Leading drug distributor Cencora has revealed a cybersecurity incident in which data from its information systems was compromised, potentially containing personal information.
The breach was discovered on February 21, 2024, according to a Securities and Exchange Commission (SEC) filing released the same day.
“Upon initial detection of the unauthorized activity, the Company immediately took containment measures and initiated an investigation with the assistance of law enforcement, cybersecurity experts and external counsel,” indicates the file.
Cencora specializes in pharmaceutical services, distributing medications and solutions for medical practices, pharmacies and veterinary care. The company had revenue of $262.2 billion in fiscal 2023 and has approximately 46,000 employees.

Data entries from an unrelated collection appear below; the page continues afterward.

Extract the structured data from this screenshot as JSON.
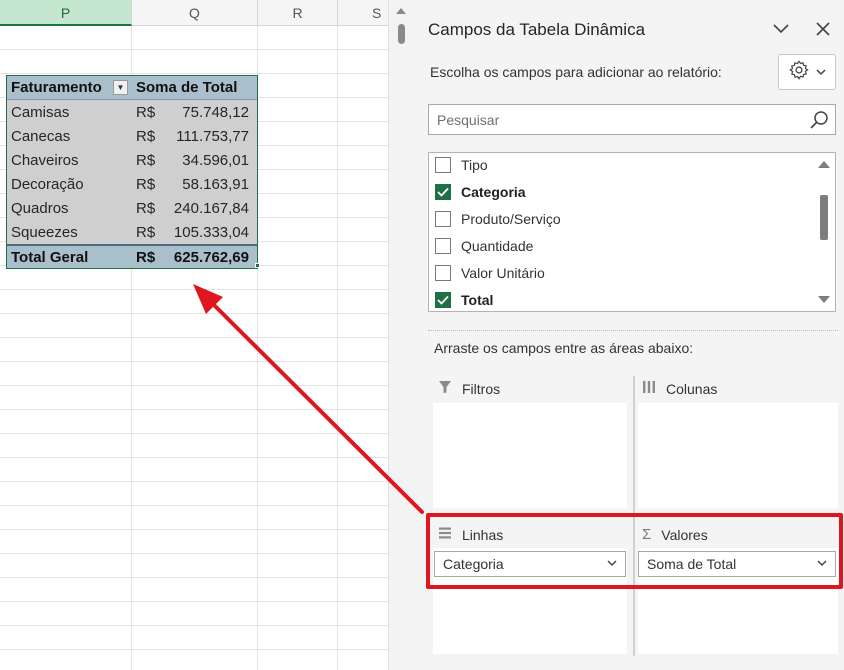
{
  "sheet": {
    "columns": [
      "P",
      "Q",
      "R",
      "S"
    ],
    "pivot_header": {
      "row_label": "Faturamento",
      "value_label": "Soma de Total"
    },
    "rows": [
      {
        "label": "Camisas",
        "currency": "R$",
        "value": "75.748,12"
      },
      {
        "label": "Canecas",
        "currency": "R$",
        "value": "111.753,77"
      },
      {
        "label": "Chaveiros",
        "currency": "R$",
        "value": "34.596,01"
      },
      {
        "label": "Decoração",
        "currency": "R$",
        "value": "58.163,91"
      },
      {
        "label": "Quadros",
        "currency": "R$",
        "value": "240.167,84"
      },
      {
        "label": "Squeezes",
        "currency": "R$",
        "value": "105.333,04"
      }
    ],
    "total": {
      "label": "Total Geral",
      "currency": "R$",
      "value": "625.762,69"
    }
  },
  "panel": {
    "title": "Campos da Tabela Dinâmica",
    "subtitle": "Escolha os campos para adicionar ao relatório:",
    "search_placeholder": "Pesquisar",
    "fields": [
      {
        "label": "Tipo",
        "checked": false
      },
      {
        "label": "Categoria",
        "checked": true
      },
      {
        "label": "Produto/Serviço",
        "checked": false
      },
      {
        "label": "Quantidade",
        "checked": false
      },
      {
        "label": "Valor Unitário",
        "checked": false
      },
      {
        "label": "Total",
        "checked": true
      }
    ],
    "drag_label": "Arraste os campos entre as áreas abaixo:",
    "areas": {
      "filters": "Filtros",
      "columns": "Colunas",
      "rows": "Linhas",
      "values": "Valores"
    },
    "rows_field": "Categoria",
    "values_field": "Soma de Total"
  },
  "colors": {
    "accent": "#1e7145",
    "highlight": "#e0161e",
    "pivot_header": "#a9bfcc"
  }
}
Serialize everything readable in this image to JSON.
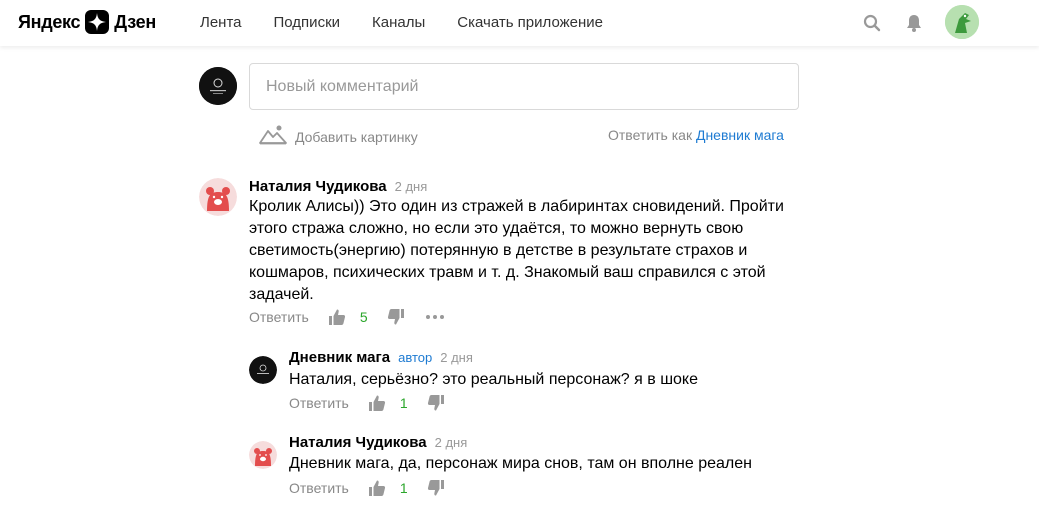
{
  "header": {
    "logo_left": "Яндекс",
    "logo_right": "Дзен",
    "nav": [
      "Лента",
      "Подписки",
      "Каналы",
      "Скачать приложение"
    ],
    "icons": [
      "search-icon",
      "bell-icon",
      "profile-avatar"
    ]
  },
  "composer": {
    "placeholder": "Новый комментарий",
    "add_picture": "Добавить картинку",
    "reply_as_prefix": "Ответить как",
    "reply_as_name": "Дневник мага"
  },
  "comments": [
    {
      "author": "Наталия Чудикова",
      "badge": "",
      "date": "2 дня",
      "text": "Кролик Алисы)) Это один из стражей в лабиринтах сновидений. Пройти этого стража сложно, но если это удаётся, то можно вернуть свою светимость(энергию) потерянную в детстве в результате страхов и кошмаров, психических травм и т. д. Знакомый ваш справился с этой задачей.",
      "reply": "Ответить",
      "likes": "5"
    },
    {
      "author": "Дневник мага",
      "badge": "автор",
      "date": "2 дня",
      "text": "Наталия, серьёзно? это реальный персонаж? я в шоке",
      "reply": "Ответить",
      "likes": "1"
    },
    {
      "author": "Наталия Чудикова",
      "badge": "",
      "date": "2 дня",
      "text": "Дневник мага, да, персонаж мира снов, там он вполне реален",
      "reply": "Ответить",
      "likes": "1"
    }
  ],
  "colors": {
    "link": "#1e7bd2",
    "like": "#2ba62b",
    "muted": "#888888",
    "bear": "#e34d4d"
  }
}
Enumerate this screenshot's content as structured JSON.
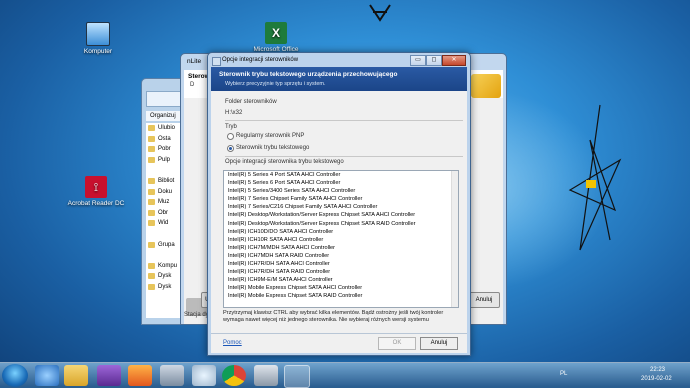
{
  "desktop": {
    "icons": [
      {
        "label": "Komputer",
        "icon": "computer-icon"
      },
      {
        "label": "Microsoft Office",
        "icon": "excel-icon"
      },
      {
        "label": "Acrobat Reader DC",
        "icon": "acrobat-icon"
      }
    ]
  },
  "explorer": {
    "menu": "Organizuj",
    "nav": [
      "Ulubio",
      "Osta",
      "Pobr",
      "Pulp",
      "",
      "Bibliot",
      "Doku",
      "Muz",
      "Obr",
      "Wid",
      "",
      "Grupa",
      "",
      "Kompu",
      "Dysk",
      "Dysk"
    ]
  },
  "nlite": {
    "title": "nLite",
    "head_title": "Sterow",
    "head_sub": "D",
    "status": "Stacja dysk",
    "buttons": [
      "Ul",
      "Anuluj"
    ]
  },
  "dialog": {
    "title": "Opcje integracji sterowników",
    "header_title": "Sterownik trybu tekstowego urządzenia przechowującego",
    "header_subtitle": "Wybierz precyzyjnie typ sprzętu i system.",
    "folder_label": "Folder sterowników",
    "folder_value": "H:\\x32",
    "mode_label": "Tryb",
    "radio_pnp": "Regularny sterownik PNP",
    "radio_text": "Sterownik trybu tekstowego",
    "options_label": "Opcje integracji sterownika trybu tekstowego",
    "drivers": [
      "Intel(R) 5 Series 4 Port SATA AHCI Controller",
      "Intel(R) 5 Series 6 Port SATA AHCI Controller",
      "Intel(R) 5 Series/3400 Series SATA AHCI Controller",
      "Intel(R) 7 Series Chipset Family SATA AHCI Controller",
      "Intel(R) 7 Series/C216 Chipset Family SATA AHCI Controller",
      "Intel(R) Desktop/Workstation/Server Express Chipset SATA AHCI Controller",
      "Intel(R) Desktop/Workstation/Server Express Chipset SATA RAID Controller",
      "Intel(R) ICH10D/DO SATA AHCI Controller",
      "Intel(R) ICH10R SATA AHCI Controller",
      "Intel(R) ICH7M/MDH SATA AHCI Controller",
      "Intel(R) ICH7MDH SATA RAID Controller",
      "Intel(R) ICH7R/DH SATA AHCI Controller",
      "Intel(R) ICH7R/DH SATA RAID Controller",
      "Intel(R) ICH9M-E/M SATA AHCI Controller",
      "Intel(R) Mobile Express Chipset SATA AHCI Controller",
      "Intel(R) Mobile Express Chipset SATA RAID Controller"
    ],
    "note": "Przytrzymaj klawisz CTRL aby wybrać kilka elementów. Bądź ostrożny jeśli twój kontroler wymaga nawet więcej niż jednego sterownika. Nie wybieraj różnych wersji systemu",
    "help_link": "Pomoc",
    "ok_label": "OK",
    "cancel_label": "Anuluj",
    "window_buttons": [
      "▭",
      "◻",
      "✕"
    ]
  },
  "taskbar": {
    "lang": "PL",
    "time": "22:23",
    "date": "2019-02-02"
  }
}
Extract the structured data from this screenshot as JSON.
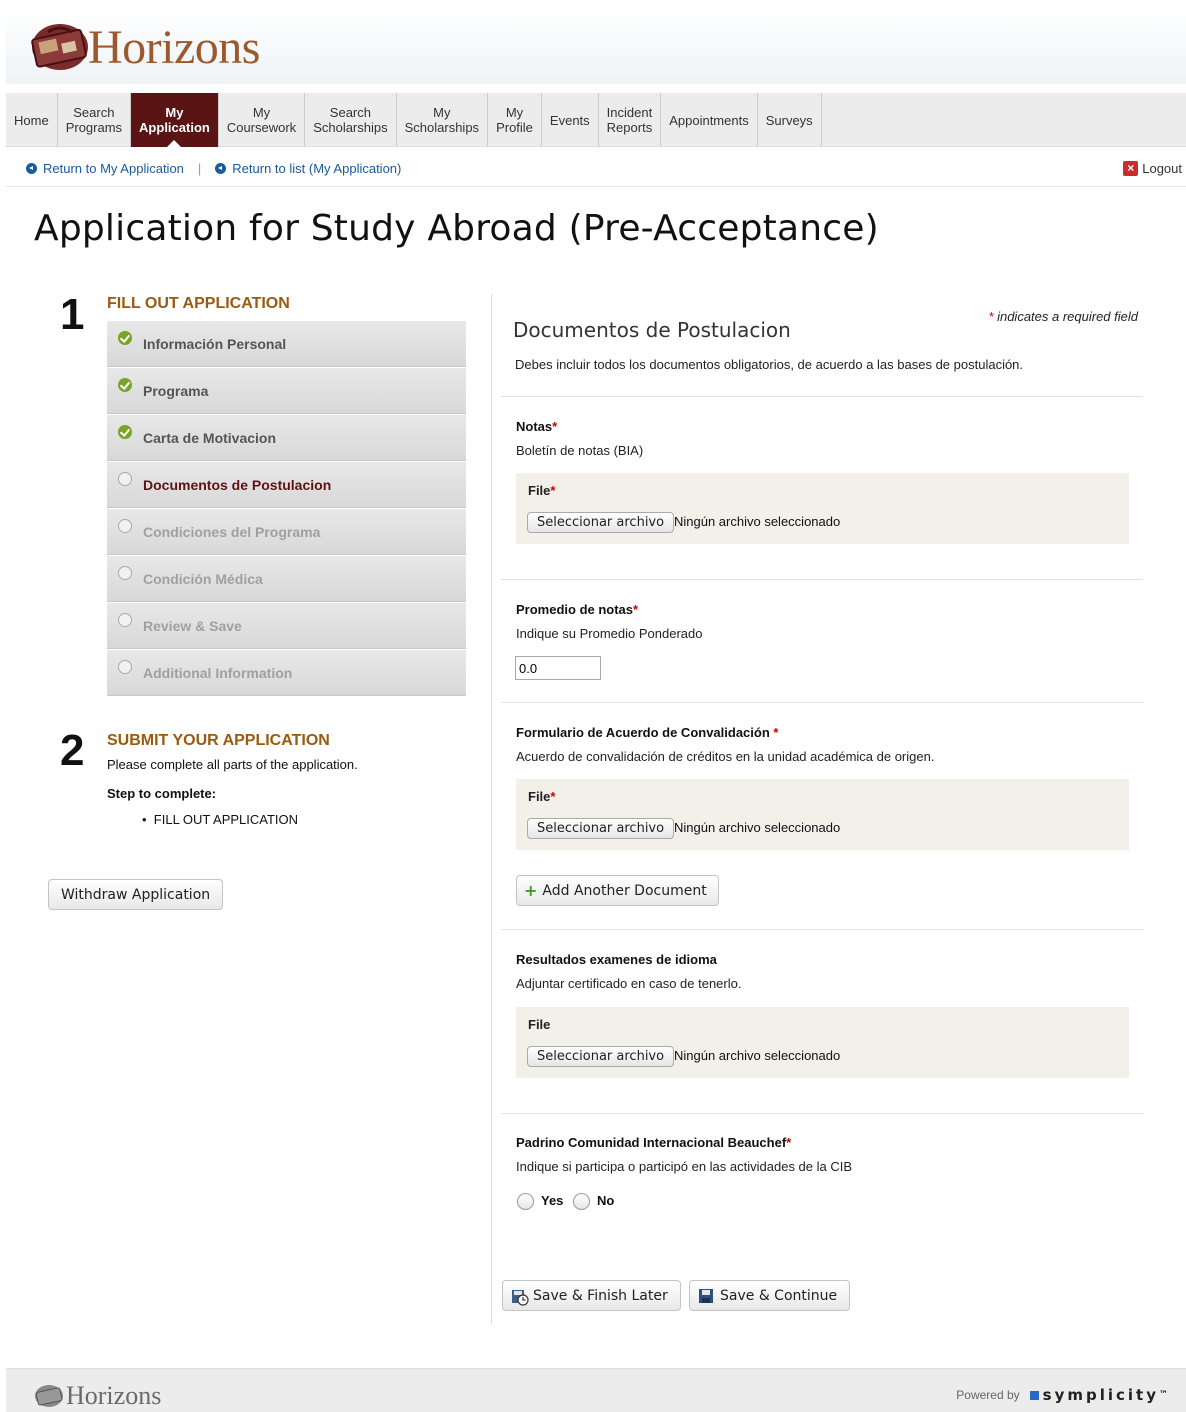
{
  "brand": {
    "name": "Horizons"
  },
  "nav": [
    {
      "label": "Home",
      "active": false
    },
    {
      "label": "Search\nPrograms",
      "active": false
    },
    {
      "label": "My\nApplication",
      "active": true
    },
    {
      "label": "My\nCoursework",
      "active": false
    },
    {
      "label": "Search\nScholarships",
      "active": false
    },
    {
      "label": "My\nScholarships",
      "active": false
    },
    {
      "label": "My\nProfile",
      "active": false
    },
    {
      "label": "Events",
      "active": false
    },
    {
      "label": "Incident\nReports",
      "active": false
    },
    {
      "label": "Appointments",
      "active": false
    },
    {
      "label": "Surveys",
      "active": false
    }
  ],
  "breadcrumb": {
    "return_app": "Return to My Application",
    "separator": "|",
    "return_list": "Return to list (My Application)"
  },
  "logout": "Logout",
  "page_title": "Application for Study Abroad (Pre-Acceptance)",
  "left": {
    "step1_num": "1",
    "step1_title": "FILL OUT APPLICATION",
    "steps": [
      {
        "label": "Información Personal",
        "status": "done"
      },
      {
        "label": "Programa",
        "status": "done"
      },
      {
        "label": "Carta de Motivacion",
        "status": "done"
      },
      {
        "label": "Documentos de Postulacion",
        "status": "current"
      },
      {
        "label": "Condiciones del Programa",
        "status": "future"
      },
      {
        "label": "Condición Médica",
        "status": "future"
      },
      {
        "label": "Review & Save",
        "status": "future"
      },
      {
        "label": "Additional Information",
        "status": "future"
      }
    ],
    "step2_num": "2",
    "step2_title": "SUBMIT YOUR APPLICATION",
    "step2_desc": "Please complete all parts of the application.",
    "step_to_complete": "Step to complete:",
    "todo_item": "FILL OUT APPLICATION",
    "withdraw": "Withdraw Application"
  },
  "form": {
    "required_note": "indicates a required field",
    "required_star": "*",
    "section_title": "Documentos de Postulacion",
    "section_desc": "Debes incluir todos los documentos obligatorios, de acuerdo a las bases de postulación.",
    "file_button": "Seleccionar archivo",
    "file_status": "Ningún archivo seleccionado",
    "notas": {
      "label": "Notas",
      "help": "Boletín de notas (BIA)",
      "file_label": "File"
    },
    "promedio": {
      "label": "Promedio de notas",
      "help": "Indique su Promedio Ponderado",
      "value": "0.0"
    },
    "convalidacion": {
      "label": "Formulario de Acuerdo de Convalidación ",
      "help": "Acuerdo de convalidación de créditos en la unidad académica de origen.",
      "file_label": "File",
      "add_another": "Add Another Document"
    },
    "idioma": {
      "label": "Resultados examenes de idioma",
      "help": "Adjuntar certificado en caso de tenerlo.",
      "file_label": "File"
    },
    "padrino": {
      "label": "Padrino Comunidad Internacional Beauchef",
      "help": "Indique si participa o participó en las actividades de la CIB",
      "yes": "Yes",
      "no": "No"
    },
    "save_later": "Save & Finish Later",
    "save_continue": "Save & Continue"
  },
  "footer": {
    "brand": "Horizons",
    "powered_by": "Powered by",
    "vendor": "symplicity",
    "tm": "™"
  },
  "colors": {
    "nav_active": "#5a1414",
    "step_title": "#9a5a10",
    "link": "#1a5aa0",
    "done": "#7aa32a",
    "required": "#cc0000"
  }
}
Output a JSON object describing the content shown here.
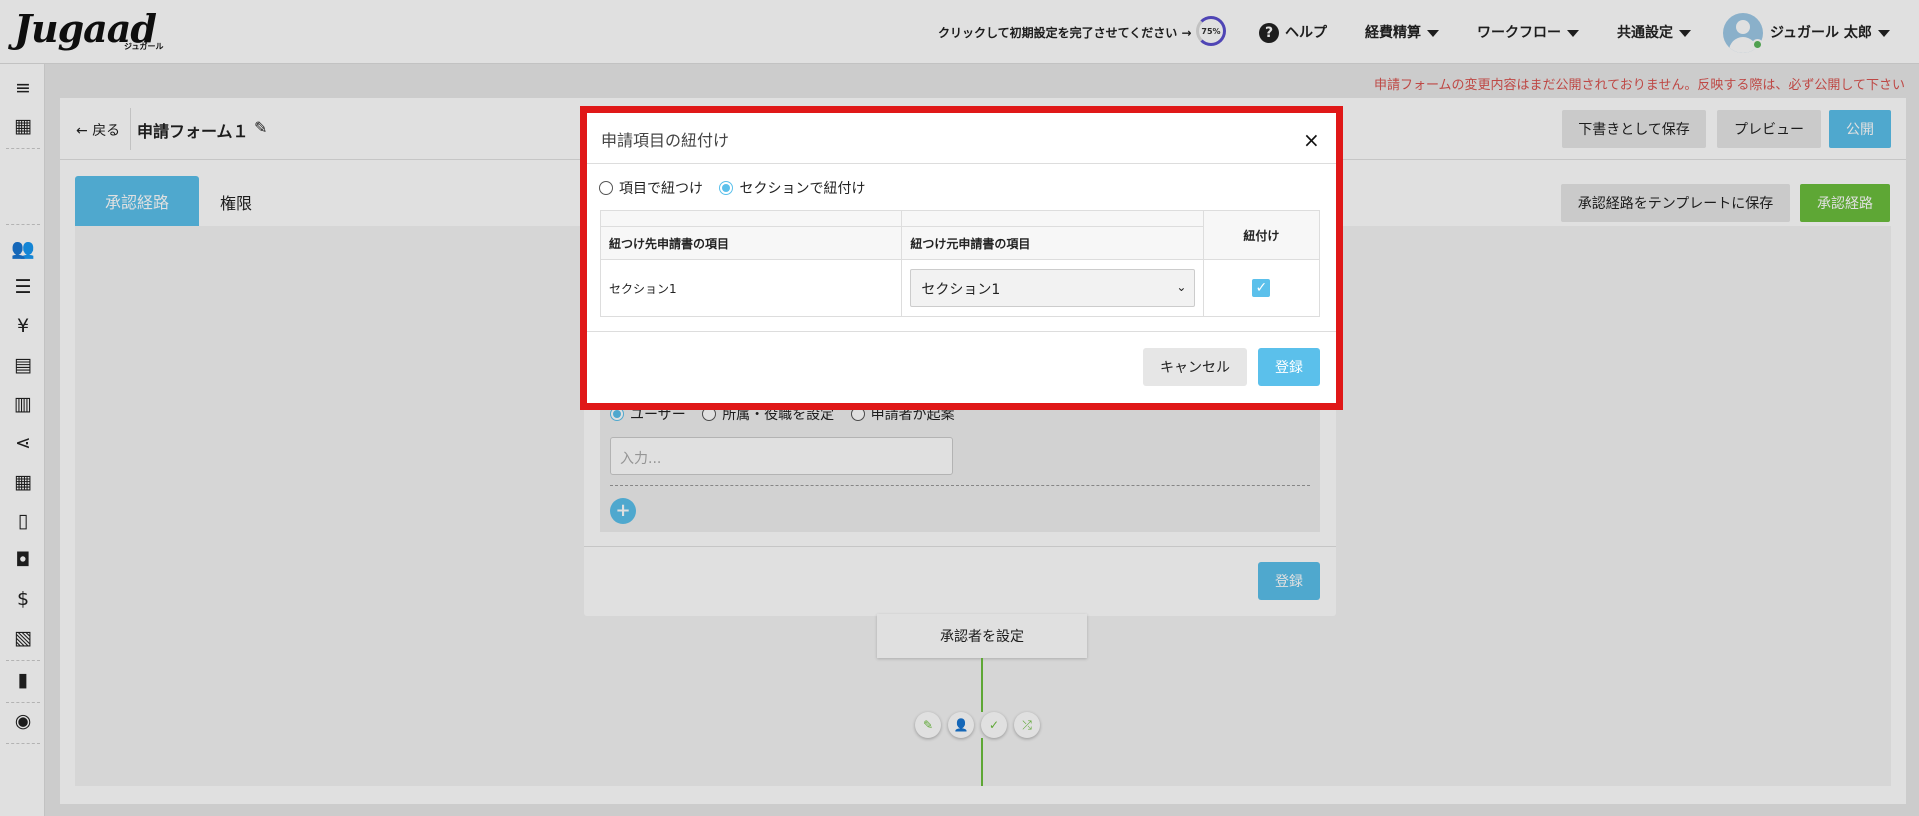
{
  "header": {
    "logo": "Jugaad",
    "logo_sub": "ジュガール",
    "setup_prompt": "クリックして初期設定を完了させてください →",
    "setup_progress": "75%",
    "help": "ヘルプ",
    "nav": [
      "経費精算",
      "ワークフロー",
      "共通設定"
    ],
    "user_name": "ジュガール 太郎"
  },
  "notice": "申請フォームの変更内容はまだ公開されておりません。反映する際は、必ず公開して下さい",
  "toolbar": {
    "back": "戻る",
    "form_title": "申請フォーム１",
    "save_draft": "下書きとして保存",
    "preview": "プレビュー",
    "publish": "公開"
  },
  "tabs": {
    "approval_route": "承認経路",
    "permission": "権限"
  },
  "route_actions": {
    "save_template": "承認経路をテンプレートに保存",
    "approval_route": "承認経路"
  },
  "background_dialog": {
    "radio_user": "ユーザー",
    "radio_dept": "所属・役職を設定",
    "radio_applicant": "申請者が起案",
    "input_placeholder": "入力...",
    "submit": "登録"
  },
  "flow": {
    "set_approver": "承認者を設定"
  },
  "modal": {
    "title": "申請項目の紐付け",
    "radio_item": "項目で紐つけ",
    "radio_section": "セクションで紐付け",
    "table": {
      "col_target": "紐つけ先申請書の項目",
      "col_source": "紐つけ元申請書の項目",
      "col_link": "紐付け",
      "rows": [
        {
          "target": "セクション1",
          "source": "セクション1",
          "linked": true
        }
      ]
    },
    "cancel": "キャンセル",
    "submit": "登録"
  },
  "colors": {
    "accent": "#5bc0eb",
    "green": "#6cbf3d",
    "highlight": "#e01818",
    "notice": "#d9534f"
  }
}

“Healthcare organizations are very attractive to bad actors due to the wide range of IoT devices and applications in use, ranging from systems like EPIC to security cameras, printers and access control systems “, commented Viakoo CEO, Bud Broomhead.
“IoT security is often considered the weakest element of an organization’s security; Seeing visible efforts by healthcare organizations to improve their IoT security will give confidence to patients, shareholders and employees who are victims of cyberattacks.
Learn more about IoT security: Half of IT leaders identify IoT as a security weakness
As of the filing date, Cencora states that the incident has not had a material impact on its operations and that its systems remain operational.
However, the company has also “not yet determined whether the incident is reasonably likely to have a material impact on (its) financial condition or results of operations.”
According to Claude Mandy, chief data security evangelist at Symmetry systemsIt is concerning, although not entirely unexpected, that Cencora cannot conclusively confirm whether the exfiltrated data contains personal information.
“The lack of visibility into the data held by organizations is leading to mass adoption of modern data security tools,” Mandy said.
Cencora said updates on the investigation will be provided in accordance with regulatory requirements.